Some other dramatic entrepreneurial initiatives are also taking place at the Surrey campus, including Innovation Boulevard. It was founded with the City of Surrey and Fraser Health to create a cluster of high-tech health-related businesses along King George Highway. In addition, Surrey is the site of SFU’s mechatronics systems engineering program within the faculty of applied sciences. Lubik said that students enrolled in SFU’s technology entrepreneurship program work with mechatronics engineering students. Another interdisciplinary program at the Surrey campus, the business of design, brings together students from the Beedie School of Business and SFU’s school of interactive arts and technology.
Expect SFU’s Surrey campus to become an even bigger player in the future. On November 8, the federal and provincial governments announced a $90-million investment to help fund a new five-storey building. It will be home to a sustainable-energy and environmental-engineering program—yet another example of the university’s emphasis on interdisciplinary education. SFU’s mechatronics systems engineering program will also move into the new building.
At the root of SFU’s entrepreneurial education is the belief that innovation is not just about business, according to Gemino. He said that once business students go into the workforce, they must work alongside people from various other disciplines, which is why this approach is being replicated on campus.

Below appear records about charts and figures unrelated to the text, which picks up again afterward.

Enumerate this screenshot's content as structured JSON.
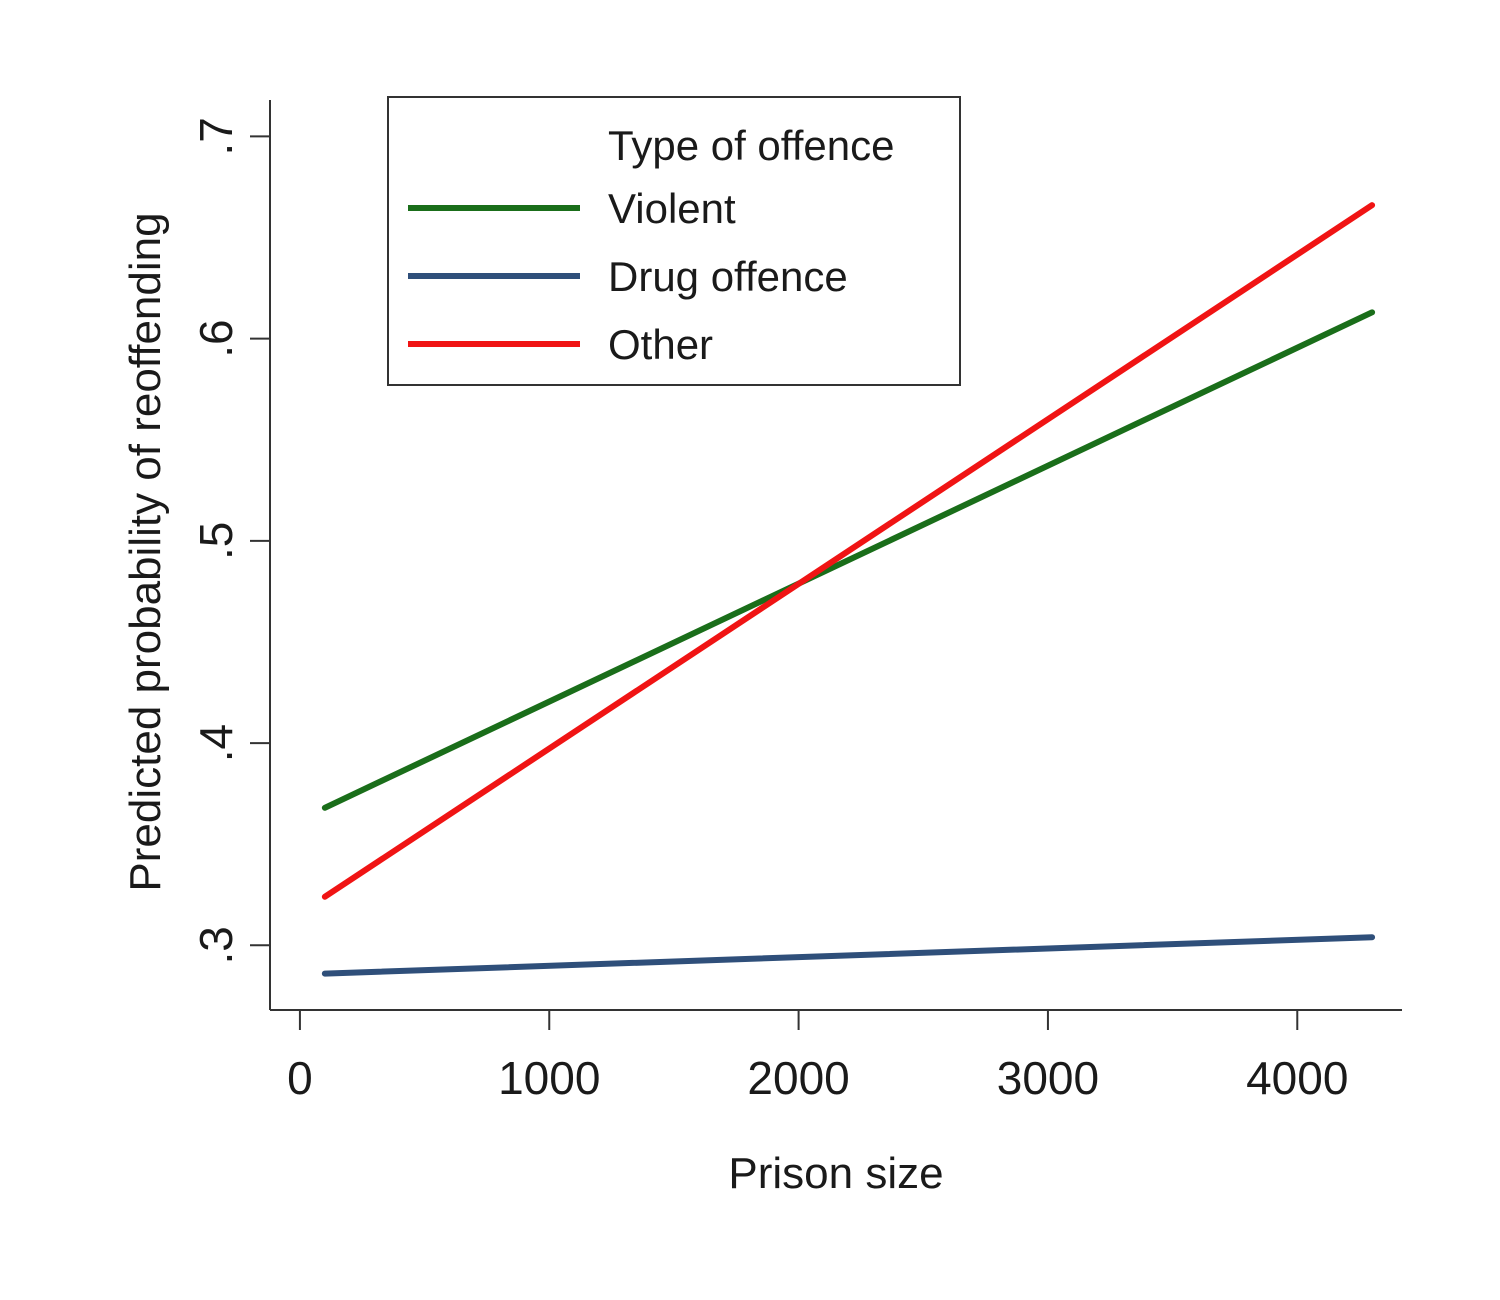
{
  "chart_data": {
    "type": "line",
    "title": "",
    "xlabel": "Prison size",
    "ylabel": "Predicted probability of reoffending",
    "xlim": [
      -120,
      4420
    ],
    "ylim": [
      0.268,
      0.718
    ],
    "xticks": [
      0,
      1000,
      2000,
      3000,
      4000
    ],
    "xtick_labels": [
      "0",
      "1000",
      "2000",
      "3000",
      "4000"
    ],
    "yticks": [
      0.3,
      0.4,
      0.5,
      0.6,
      0.7
    ],
    "ytick_labels": [
      ".3",
      ".4",
      ".5",
      ".6",
      ".7"
    ],
    "grid": false,
    "legend": {
      "title": "Type of offence",
      "placement": "top-left"
    },
    "x": [
      100,
      4300
    ],
    "series": [
      {
        "name": "Violent",
        "color": "#1a6e1a",
        "values": [
          0.368,
          0.613
        ]
      },
      {
        "name": "Drug offence",
        "color": "#2f4f7a",
        "values": [
          0.286,
          0.304
        ]
      },
      {
        "name": "Other",
        "color": "#f01414",
        "values": [
          0.324,
          0.666
        ]
      }
    ]
  }
}
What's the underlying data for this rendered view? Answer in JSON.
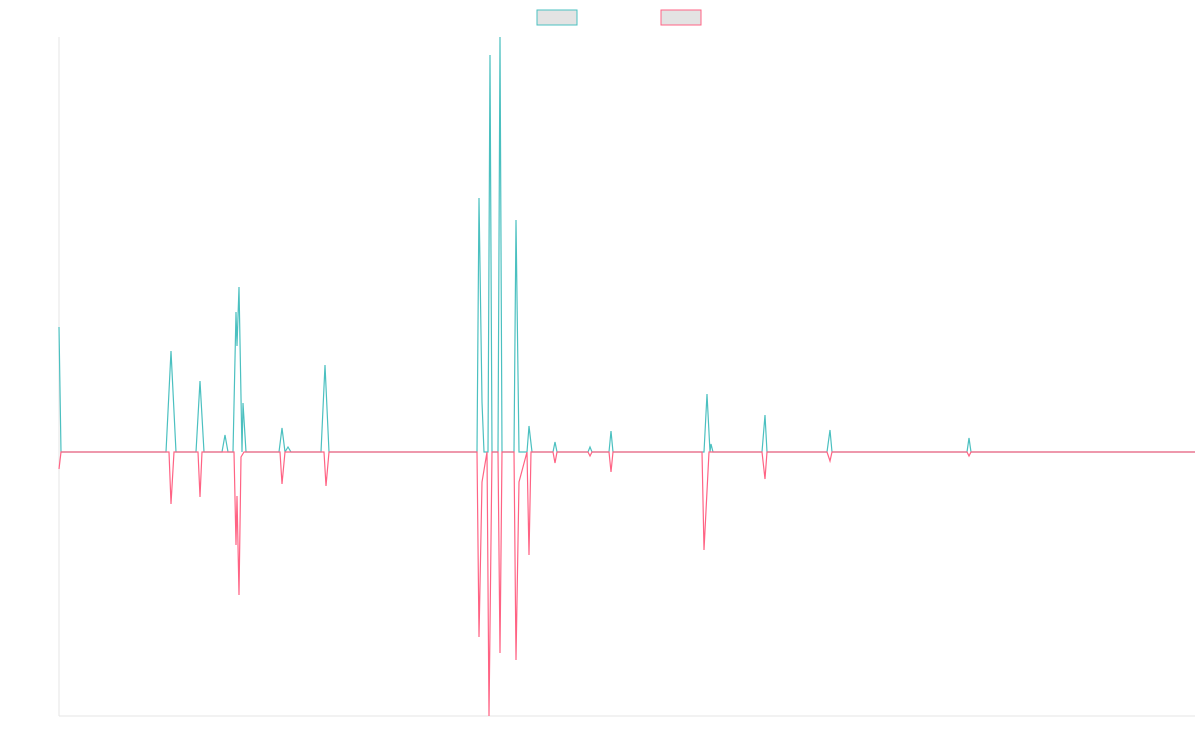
{
  "chart_data": {
    "type": "line",
    "legend": "top",
    "xlim": [
      0,
      1136
    ],
    "ylim": [
      -264,
      415
    ],
    "series": [
      {
        "color": "#4bc0c0",
        "x": [
          0,
          2,
          107,
          112,
          117,
          137,
          141,
          145,
          163,
          166,
          169,
          174,
          177,
          178,
          180,
          183,
          184,
          187,
          220,
          223,
          226,
          229,
          232,
          262,
          266,
          270,
          418,
          420,
          423,
          425,
          429,
          431,
          433,
          439,
          441,
          443,
          455,
          457,
          460,
          468,
          470,
          473,
          494,
          496,
          498,
          529,
          531,
          533,
          550,
          552,
          554,
          645,
          648,
          651,
          652,
          654,
          703,
          706,
          708,
          768,
          771,
          773,
          908,
          910,
          912,
          1136
        ],
        "values": [
          125,
          0,
          0,
          101,
          0,
          0,
          71,
          0,
          0,
          17,
          0,
          0,
          140,
          106,
          165,
          0,
          49,
          0,
          0,
          24,
          0,
          5,
          0,
          0,
          87,
          0,
          0,
          254,
          50,
          0,
          0,
          397,
          0,
          0,
          415,
          0,
          0,
          232,
          0,
          0,
          26,
          0,
          0,
          10,
          0,
          0,
          5,
          0,
          0,
          21,
          0,
          0,
          58,
          0,
          8,
          0,
          0,
          37,
          0,
          0,
          22,
          0,
          0,
          14,
          0,
          0
        ]
      },
      {
        "color": "#ff6384",
        "x": [
          0,
          2,
          110,
          112,
          115,
          139,
          141,
          143,
          175,
          177,
          178,
          180,
          182,
          185,
          221,
          223,
          226,
          265,
          267,
          270,
          418,
          420,
          423,
          428,
          430,
          433,
          439,
          441,
          443,
          455,
          457,
          460,
          468,
          470,
          472,
          494,
          496,
          498,
          529,
          531,
          533,
          550,
          552,
          554,
          643,
          645,
          650,
          703,
          706,
          708,
          768,
          771,
          773,
          908,
          910,
          912,
          1136
        ],
        "values": [
          -17,
          0,
          0,
          -52,
          0,
          0,
          -45,
          0,
          0,
          -93,
          -44,
          -143,
          -5,
          0,
          0,
          -32,
          0,
          0,
          -34,
          0,
          0,
          -185,
          -30,
          0,
          -264,
          0,
          0,
          -201,
          0,
          0,
          -208,
          -30,
          0,
          -103,
          0,
          0,
          -11,
          0,
          0,
          -4,
          0,
          0,
          -20,
          0,
          0,
          -98,
          0,
          0,
          -27,
          0,
          0,
          -9,
          0,
          0,
          -4,
          0,
          0
        ]
      }
    ]
  }
}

In the past, he noted, entrepreneurs were seen as solo operators who protected intellectual property. “Now it’s about sharing ideas and gathering strength,” Gemino said. “Actually, the more you share and the more you network, the stronger your idea becomes.”

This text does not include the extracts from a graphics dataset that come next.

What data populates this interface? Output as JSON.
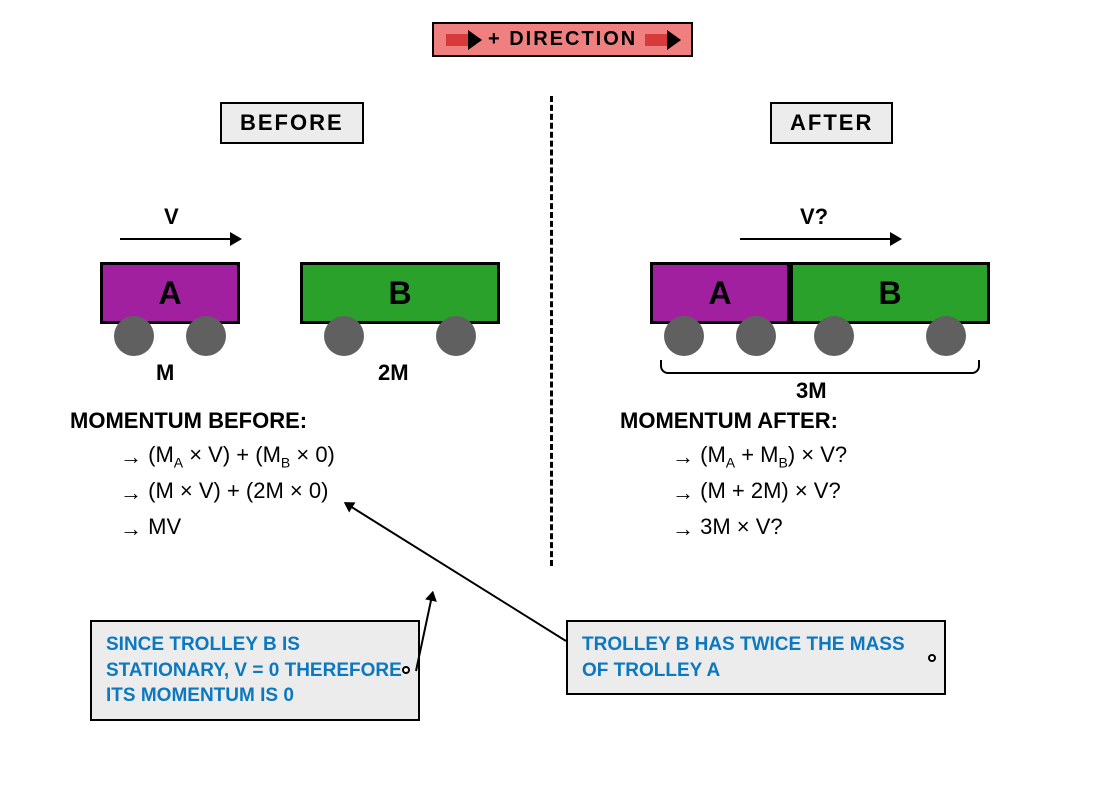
{
  "colors": {
    "direction_bg": "#f08080",
    "direction_arrow": "#d63a3a",
    "trolley_a": "#a020a0",
    "trolley_b": "#2aa12a",
    "wheel": "#606060",
    "note_text": "#0b78bf",
    "label_bg": "#ececec"
  },
  "direction": {
    "label": "+ DIRECTION"
  },
  "sections": {
    "before": "BEFORE",
    "after": "AFTER"
  },
  "trolleys": {
    "a_label": "A",
    "b_label": "B",
    "a_width": 140,
    "b_width": 200,
    "height": 62,
    "wheel_diameter": 40
  },
  "before_scene": {
    "a_velocity_label": "V",
    "a_mass_label": "M",
    "b_mass_label": "2M",
    "momentum_label": "MOMENTUM BEFORE:",
    "momentum_expr_1": "(M_A × V) + (M_B × 0)",
    "momentum_expr_2": "(M × V) + (2M × 0)",
    "momentum_expr_3": "MV"
  },
  "after_scene": {
    "combined_velocity_label": "V?",
    "momentum_label": "MOMENTUM AFTER:",
    "momentum_expr_1": "(M_A + M_B) × V?",
    "momentum_expr_2": "(M + 2M) × V?",
    "momentum_expr_3": "3M × V?"
  },
  "notes": {
    "b_stationary": "SINCE TROLLEY B IS STATIONARY, V = 0 THEREFORE ITS MOMENTUM IS 0",
    "b_mass": "TROLLEY B HAS TWICE THE MASS OF TROLLEY A"
  }
}
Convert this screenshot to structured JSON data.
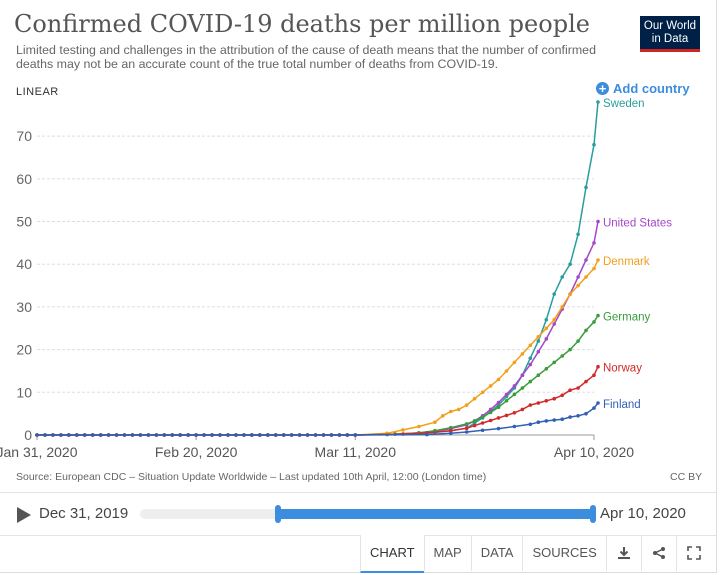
{
  "header": {
    "title": "Confirmed COVID-19 deaths per million people",
    "subtitle": "Limited testing and challenges in the attribution of the cause of death means that the number of confirmed deaths may not be an accurate count of the true total number of deaths from COVID-19.",
    "logo_line1": "Our World",
    "logo_line2": "in Data",
    "scale_mode": "LINEAR",
    "add_country": "Add country"
  },
  "footer": {
    "source": "Source: European CDC – Situation Update Worldwide – Last updated 10th April, 12:00 (London time)",
    "license": "CC BY"
  },
  "timeline": {
    "start_date": "Dec 31, 2019",
    "end_date": "Apr 10, 2020"
  },
  "tabs": [
    {
      "label": "CHART"
    },
    {
      "label": "MAP"
    },
    {
      "label": "DATA"
    },
    {
      "label": "SOURCES"
    }
  ],
  "chart_data": {
    "type": "line",
    "title": "Confirmed COVID-19 deaths per million people",
    "x_tick_labels": [
      "Jan 31, 2020",
      "Feb 20, 2020",
      "Mar 11, 2020",
      "Apr 10, 2020"
    ],
    "x_tick_days": [
      0,
      20,
      40,
      70
    ],
    "ylim": [
      0,
      78
    ],
    "y_ticks": [
      0,
      10,
      20,
      30,
      40,
      50,
      60,
      70
    ],
    "xlim_days": [
      0,
      70
    ],
    "series": [
      {
        "name": "Sweden",
        "color": "#2a9d9f",
        "values": [
          [
            40,
            0
          ],
          [
            44,
            0.1
          ],
          [
            48,
            0.3
          ],
          [
            50,
            0.6
          ],
          [
            52,
            1
          ],
          [
            54,
            1.6
          ],
          [
            55,
            2.8
          ],
          [
            56,
            4
          ],
          [
            57,
            5.5
          ],
          [
            58,
            7
          ],
          [
            59,
            9
          ],
          [
            60,
            11
          ],
          [
            61,
            14
          ],
          [
            62,
            18
          ],
          [
            63,
            22
          ],
          [
            64,
            27
          ],
          [
            65,
            33
          ],
          [
            66,
            37
          ],
          [
            67,
            40
          ],
          [
            68,
            47
          ],
          [
            69,
            58
          ],
          [
            70,
            68
          ],
          [
            70.5,
            78
          ]
        ]
      },
      {
        "name": "United States",
        "color": "#a348c8",
        "values": [
          [
            40,
            0
          ],
          [
            45,
            0.2
          ],
          [
            48,
            0.5
          ],
          [
            50,
            0.9
          ],
          [
            52,
            1.5
          ],
          [
            54,
            2.4
          ],
          [
            55,
            3.3
          ],
          [
            56,
            4.5
          ],
          [
            57,
            6
          ],
          [
            58,
            7.6
          ],
          [
            59,
            9.5
          ],
          [
            60,
            11.5
          ],
          [
            61,
            14
          ],
          [
            62,
            16.5
          ],
          [
            63,
            19.5
          ],
          [
            64,
            22.5
          ],
          [
            65,
            26
          ],
          [
            66,
            29.5
          ],
          [
            67,
            33
          ],
          [
            68,
            37
          ],
          [
            69,
            41
          ],
          [
            70,
            45
          ],
          [
            70.5,
            50
          ]
        ]
      },
      {
        "name": "Denmark",
        "color": "#f29f1c",
        "values": [
          [
            40,
            0
          ],
          [
            44,
            0.4
          ],
          [
            46,
            1.2
          ],
          [
            48,
            2
          ],
          [
            50,
            3
          ],
          [
            51,
            4.5
          ],
          [
            52,
            5.5
          ],
          [
            53,
            6
          ],
          [
            54,
            7
          ],
          [
            55,
            8.5
          ],
          [
            56,
            10
          ],
          [
            57,
            11.5
          ],
          [
            58,
            13
          ],
          [
            59,
            15
          ],
          [
            60,
            17
          ],
          [
            61,
            19
          ],
          [
            62,
            21
          ],
          [
            63,
            23
          ],
          [
            64,
            25
          ],
          [
            65,
            27
          ],
          [
            66,
            30
          ],
          [
            67,
            33
          ],
          [
            68,
            35
          ],
          [
            69,
            37
          ],
          [
            70,
            39
          ],
          [
            70.5,
            41
          ]
        ]
      },
      {
        "name": "Germany",
        "color": "#3a9c3a",
        "values": [
          [
            40,
            0
          ],
          [
            45,
            0.2
          ],
          [
            48,
            0.5
          ],
          [
            50,
            1
          ],
          [
            52,
            1.7
          ],
          [
            54,
            2.6
          ],
          [
            55,
            3.3
          ],
          [
            56,
            4.2
          ],
          [
            57,
            5.3
          ],
          [
            58,
            6.5
          ],
          [
            59,
            8
          ],
          [
            60,
            9.5
          ],
          [
            61,
            11
          ],
          [
            62,
            12.5
          ],
          [
            63,
            14
          ],
          [
            64,
            15.5
          ],
          [
            65,
            17
          ],
          [
            66,
            18.5
          ],
          [
            67,
            20
          ],
          [
            68,
            22
          ],
          [
            69,
            24.5
          ],
          [
            70,
            26.5
          ],
          [
            70.5,
            28
          ]
        ]
      },
      {
        "name": "Norway",
        "color": "#d12a2a",
        "values": [
          [
            40,
            0
          ],
          [
            46,
            0.2
          ],
          [
            49,
            0.5
          ],
          [
            52,
            1
          ],
          [
            54,
            1.6
          ],
          [
            55,
            2.2
          ],
          [
            56,
            2.8
          ],
          [
            57,
            3.4
          ],
          [
            58,
            4
          ],
          [
            59,
            4.6
          ],
          [
            60,
            5.2
          ],
          [
            61,
            6
          ],
          [
            62,
            7
          ],
          [
            63,
            7.5
          ],
          [
            64,
            8
          ],
          [
            65,
            8.5
          ],
          [
            66,
            9.3
          ],
          [
            67,
            10.5
          ],
          [
            68,
            11
          ],
          [
            69,
            12.5
          ],
          [
            70,
            14
          ],
          [
            70.5,
            16
          ]
        ]
      },
      {
        "name": "Finland",
        "color": "#3160b4",
        "values": [
          [
            40,
            0
          ],
          [
            49,
            0.1
          ],
          [
            52,
            0.4
          ],
          [
            54,
            0.7
          ],
          [
            56,
            1.1
          ],
          [
            58,
            1.5
          ],
          [
            60,
            2
          ],
          [
            62,
            2.5
          ],
          [
            63,
            3
          ],
          [
            64,
            3.3
          ],
          [
            65,
            3.5
          ],
          [
            66,
            3.7
          ],
          [
            67,
            4.2
          ],
          [
            68,
            4.5
          ],
          [
            69,
            5
          ],
          [
            70,
            6.3
          ],
          [
            70.5,
            7.5
          ]
        ]
      }
    ]
  }
}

SFU students are encouraged to do entrepreneurial work as part of their education rather than simply examining case studies from industry. “Almost all of our courses have an element where you’re outside creating something with a group of people and learning—and pivoting and trying new things,” he said.
Gemino recognizes that not all ventures will succeed, so in one course, students are not allowed to finish with the same idea that they started with. “If you talk to entrepreneurs, they do that all the time,” he said. “They’re always changing their idea and adapting it to the next thing, so pivoting is a really core aspect to it. We try not to say ‘failure’.”
Back at RADIUS, Smith and his colleagues are incorporating the principles of social innovation and working in teams with indigenous people through the RBC First People’s enterprise accelerator program. “We’ve done some work in Alert Bay with Reconciliation Canada,” he stated. “We’re just launching a big research project with the Sto:lo [Nation] out in the Fraser Valley trying to understand how a lot of these approaches apply to the First Nations communities where, in many ways, you see these values underpin the entrepreneurial work that’s going on there anyway.”
SFU is also applying its model of community engagement to enhancing the inner-city economy. According to Smith, 30 graduate-student internships will be deployed to work with leading social enterprises.
So how are students and SFU professors able to create bonds with groups that have traditionally been disenfranchised from the mainstream?
“We try to show up with a lot of humility,” Smith said. “But once you’re in, it’s a tight network and all the pieces are connected to each other.”